Please familiarize yourself with this list prior to reading
Common Plugin Terms
- Slot Grip: Is generally a grip that is “snapped” / “slotted” to a specific socket on the object.
- Server Authoritative: Server has final say on these grips and calls the Grip/Drop functions.
- Client Authoritative: Gripping Client has final say on these grips and calls the Grip/Drop functions, then notifies the server about it.
- Late Update: Epics late rendering thread transform update to the motion controller and attached components (VISUAL ONLY) to make up for the 1-2 frame latency in the engines rendering (makes controllers feel more 1:1 with actual movement).
Grip system Pro/Con list
- Manual implementation of the when/why/how to grip setup (to retain flexibility)

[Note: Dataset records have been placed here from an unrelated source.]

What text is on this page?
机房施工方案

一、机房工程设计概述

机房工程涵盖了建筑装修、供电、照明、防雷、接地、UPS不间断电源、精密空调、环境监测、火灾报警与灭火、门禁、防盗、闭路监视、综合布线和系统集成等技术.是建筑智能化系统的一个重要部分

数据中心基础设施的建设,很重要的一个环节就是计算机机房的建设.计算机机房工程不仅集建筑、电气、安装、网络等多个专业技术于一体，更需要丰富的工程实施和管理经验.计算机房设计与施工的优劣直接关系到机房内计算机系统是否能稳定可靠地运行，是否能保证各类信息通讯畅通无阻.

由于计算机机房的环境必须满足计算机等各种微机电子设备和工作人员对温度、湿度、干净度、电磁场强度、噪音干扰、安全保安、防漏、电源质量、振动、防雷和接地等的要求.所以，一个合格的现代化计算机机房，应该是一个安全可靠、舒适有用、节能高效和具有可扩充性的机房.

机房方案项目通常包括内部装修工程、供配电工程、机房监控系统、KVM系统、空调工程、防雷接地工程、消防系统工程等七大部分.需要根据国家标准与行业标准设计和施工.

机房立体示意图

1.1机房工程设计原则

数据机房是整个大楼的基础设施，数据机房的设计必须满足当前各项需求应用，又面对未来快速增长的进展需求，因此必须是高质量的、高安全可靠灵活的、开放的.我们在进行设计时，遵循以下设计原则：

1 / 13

- Complicated to get started in
- If working in networking you will need to learn some specific terms (Client Auth, Server Auth ect) and how the workflow for them goes.

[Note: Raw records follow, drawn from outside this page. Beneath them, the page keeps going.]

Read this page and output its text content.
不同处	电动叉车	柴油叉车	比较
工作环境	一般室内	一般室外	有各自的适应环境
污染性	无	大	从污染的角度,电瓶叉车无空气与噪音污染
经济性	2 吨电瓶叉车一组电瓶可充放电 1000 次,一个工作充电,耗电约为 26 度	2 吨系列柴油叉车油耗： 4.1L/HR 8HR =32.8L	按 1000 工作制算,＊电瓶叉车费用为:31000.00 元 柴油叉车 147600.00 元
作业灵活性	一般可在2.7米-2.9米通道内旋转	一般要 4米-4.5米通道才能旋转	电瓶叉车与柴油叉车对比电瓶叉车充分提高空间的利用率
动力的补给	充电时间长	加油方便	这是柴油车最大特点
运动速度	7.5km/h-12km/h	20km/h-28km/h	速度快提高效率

- Manually implementing the interface for into your own objects can be tedious (though there is generally not much reason to do this).
- VERY flexible, the gripping system is made to be as open to whatever mechanic that you desire as possible, over time this flexibility will increase as I abstract/modularize more of it.

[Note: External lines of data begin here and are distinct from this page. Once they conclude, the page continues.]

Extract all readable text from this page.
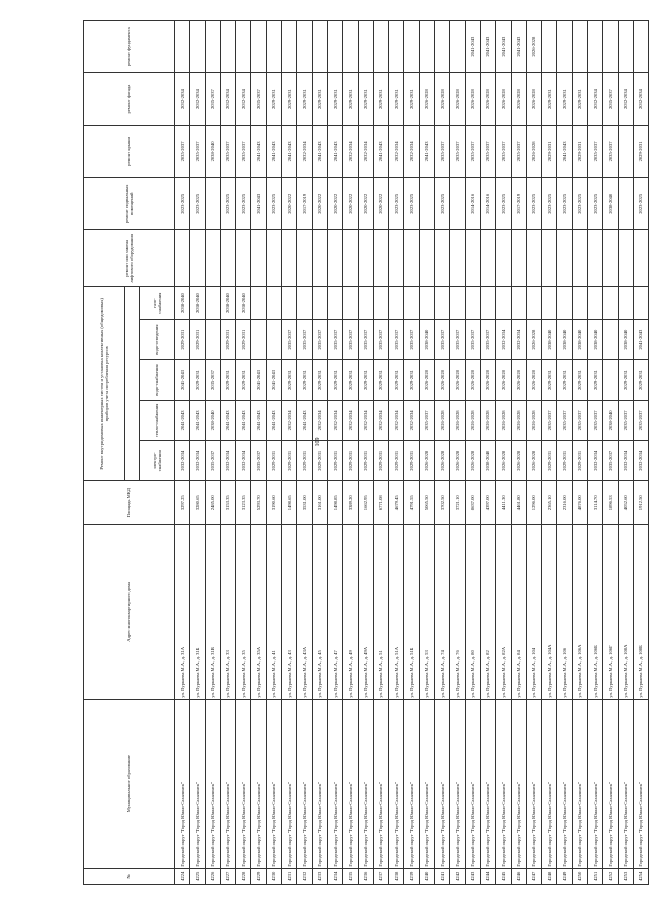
109
№	Муниципальное образование	Адрес многоквартирного дома	Площадь МКД	Ремонт внутридомовых инженерных систем и установка коллективных (общедомовых) приборов учета потребления ресурсов					ремонт или замена лифтового оборудования	ремонт подвальных помещений	ремонт крыши	ремонт фасада	ремонт фундамента

				электро-снабжения	тепло-снабжения	водо-снабжения	водо-отведения	газо-снабжения					
4224	Городской округ "Город Южно-Сахалинск"	ул. Пуркаева М.А., д. 31А	3297.25	2032-2034	2041-2043	2041-2043	2029-2031	2038-2040		2023-2025	2035-2037	2032-2034	
4225	Городской округ "Город Южно-Сахалинск"	ул. Пуркаева М.А., д. 31Б	3280.65	2032-2034	2041-2043	2029-2031	2029-2031	2038-2040		2023-2025	2035-2037	2032-2034	
4226	Городской округ "Город Южно-Сахалинск"	ул. Пуркаева М.А., д. 31В	2485.00	2035-2037	2038-2040	2035-2037					2038-2040	2035-2037	
4227	Городской округ "Город Южно-Сахалинск"	ул. Пуркаева М.А., д. 33	3153.35	2032-2034	2041-2043	2029-2031	2029-2031	2038-2040		2023-2025	2035-2037	2032-2034	
4228	Городской округ "Город Южно-Сахалинск"	ул. Пуркаева М.А., д. 35	3123.35	2032-2034	2041-2043	2029-2031	2029-2031	2038-2040		2023-2025	2035-2037	2032-2034	
4229	Городской округ "Город Южно-Сахалинск"	ул. Пуркаева М.А., д. 35А	5293.70	2035-2037	2041-2043	2041-2043				2041-2043	2041-2043	2035-2037	
4230	Городской округ "Город Южно-Сахалинск"	ул. Пуркаева М.А., д. 41	3190.60	2029-2031	2041-2043	2041-2043				2023-2025	2041-2043	2029-2031	
4231	Городской округ "Город Южно-Сахалинск"	ул. Пуркаева М.А., д. 43	1498.65	2029-2031	2032-2034	2029-2031	2035-2037			2020-2022	2041-2043	2029-2031	
4232	Городской округ "Город Южно-Сахалинск"	ул. Пуркаева М.А., д. 43А	3531.00	2029-2031	2041-2043	2029-2031	2035-2037			2017-2019	2032-2034	2029-2031	
4233	Городской округ "Город Южно-Сахалинск"	ул. Пуркаева М.А., д. 45	3161.00	2029-2031	2032-2034	2029-2031	2035-2037			2020-2022	2041-2043	2029-2031	
4234	Городской округ "Город Южно-Сахалинск"	ул. Пуркаева М.А., д. 47	1498.85	2029-2031	2032-2034	2029-2031	2035-2037			2020-2022	2041-2043	2029-2031	
4235	Городской округ "Город Южно-Сахалинск"	ул. Пуркаева М.А., д. 49	3389.20	2029-2031	2032-2034	2029-2031	2035-2037			2020-2022	2032-2034	2029-2031	
4236	Городской округ "Город Южно-Сахалинск"	ул. Пуркаева М.А., д. 49А	1662.95	2029-2031	2032-2034	2029-2031	2035-2037			2020-2022	2032-2034	2029-2031	
4237	Городской округ "Город Южно-Сахалинск"	ул. Пуркаева М.А., д. 51	6771.08	2029-2031	2032-2034	2029-2031	2035-2037			2020-2022	2041-2043	2029-2031	
4238	Городской округ "Город Южно-Сахалинск"	ул. Пуркаева М.А., д. 51А	4679.45	2029-2031	2032-2034	2029-2031	2035-2037			2023-2025	2032-2034	2029-2031	
4239	Городской округ "Город Южно-Сахалинск"	ул. Пуркаева М.А., д. 51Б	4791.55	2029-2031	2032-2034	2029-2031	2035-2037			2023-2025	2032-2034	2029-2031	
4240	Городской округ "Город Южно-Сахалинск"	ул. Пуркаева М.А., д. 53	5065.50	2026-2028	2035-2037	2026-2028	2038-2040				2041-2043	2026-2028	
4241	Городской округ "Город Южно-Сахалинск"	ул. Пуркаева М.А., д. 74	3702.50	2026-2028	2026-2028	2026-2028	2035-2037			2023-2025	2035-2037	2026-2028	
4242	Городской округ "Город Южно-Сахалинск"	ул. Пуркаева М.А., д. 76	3721.10	2026-2028	2026-2028	2026-2028	2035-2037				2035-2037	2026-2028	
4243	Городской округ "Город Южно-Сахалинск"	ул. Пуркаева М.А., д. 80	8637.00	2026-2028	2026-2028	2026-2028	2035-2037			2014-2016	2035-2037	2026-2028	2041-2043
4244	Городской округ "Город Южно-Сахалинск"	ул. Пуркаева М.А., д. 82	4397.00	2038-2040	2026-2028	2026-2028	2035-2037			2014-2016	2035-2037	2026-2028	2041-2043
4245	Городской округ "Город Южно-Сахалинск"	ул. Пуркаева М.А., д. 82А	4411.30	2026-2028	2026-2028	2026-2028	2032-2034			2023-2025	2035-2037	2026-2028	2041-2043
4246	Городской округ "Город Южно-Сахалинск"	ул. Пуркаева М.А., д. 84	4461.80	2026-2028	2026-2028	2026-2028	2032-2034			2017-2019	2035-2037	2026-2028	2041-2043
4247	Городской округ "Город Южно-Сахалинск"	ул. Пуркаева М.А., д. 104	1296.00	2026-2028	2026-2028	2026-2028	2026-2028			2023-2025	2026-2028	2026-2028	2026-2028
4248	Городской округ "Город Южно-Сахалинск"	ул. Пуркаева М.А., д. 104А	2365.10	2029-2031	2035-2037	2029-2031	2038-2040			2023-2025	2029-2031	2029-2031	
4249	Городской округ "Город Южно-Сахалинск"	ул. Пуркаева М.А., д. 106	2316.00	2029-2031	2035-2037	2029-2031	2038-2040			2023-2025	2041-2043	2029-2031	
4250	Городской округ "Город Южно-Сахалинск"	ул. Пуркаева М.А., д. 106А	4876.00	2029-2031	2035-2037	2029-2031	2038-2040			2023-2025	2029-2031	2029-2031	
4251	Городской округ "Город Южно-Сахалинск"	ул. Пуркаева М.А., д. 106Б	3114.70	2032-2034	2035-2037	2029-2031	2038-2040			2023-2025	2035-2037	2032-2034	
4252	Городской округ "Город Южно-Сахалинск"	ул. Пуркаева М.А., д. 106Г	1896.53	2035-2037	2038-2040					2038-2040	2035-2037	2035-2037	
4253	Городской округ "Город Южно-Сахалинск"	ул. Пуркаева М.А., д. 108А	4052.60	2032-2034	2035-2037	2029-2031	2038-2040					2032-2034	
4254	Городской округ "Город Южно-Сахалинск"	ул. Пуркаева М.А., д. 108Б	1912.50	2032-2034	2035-2037	2029-2031	2041-2043			2023-2025	2029-2031	2032-2034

- Many different grip types and options to modify / support them.
- Fully networked from the get go (assuming the “manual implementation” part is taken care of).
- Once setup, is as easy as dragging into the level, setting the mesh and some options and forgetting about it for basic grips.
- Pretty efficient, as far as replication goes, generally only the initial grip and drop are required to send data, for some specific things they may replication over the course of a grip but only if changed.
While technically the total number of grips that a hand can have is “unlimited”, there IS a specific limitation that I added in later in the plugins life. Grip structures now contain a GripID byte that identifies the grip per controller (these IDs are NOT unique globally, just to the controller), they are split from 0-127 on normal (server auth) grips, and 128-255 on local (client auth) grips. Technically this means that you cannot have more than 127 unique grip IDs at one time on a controller.
Grip IDs were implemented to sort out some replication issues with TArrays and identifying drops and new grips separately as well as to allow for a cleaner grip identification that allows object deletion.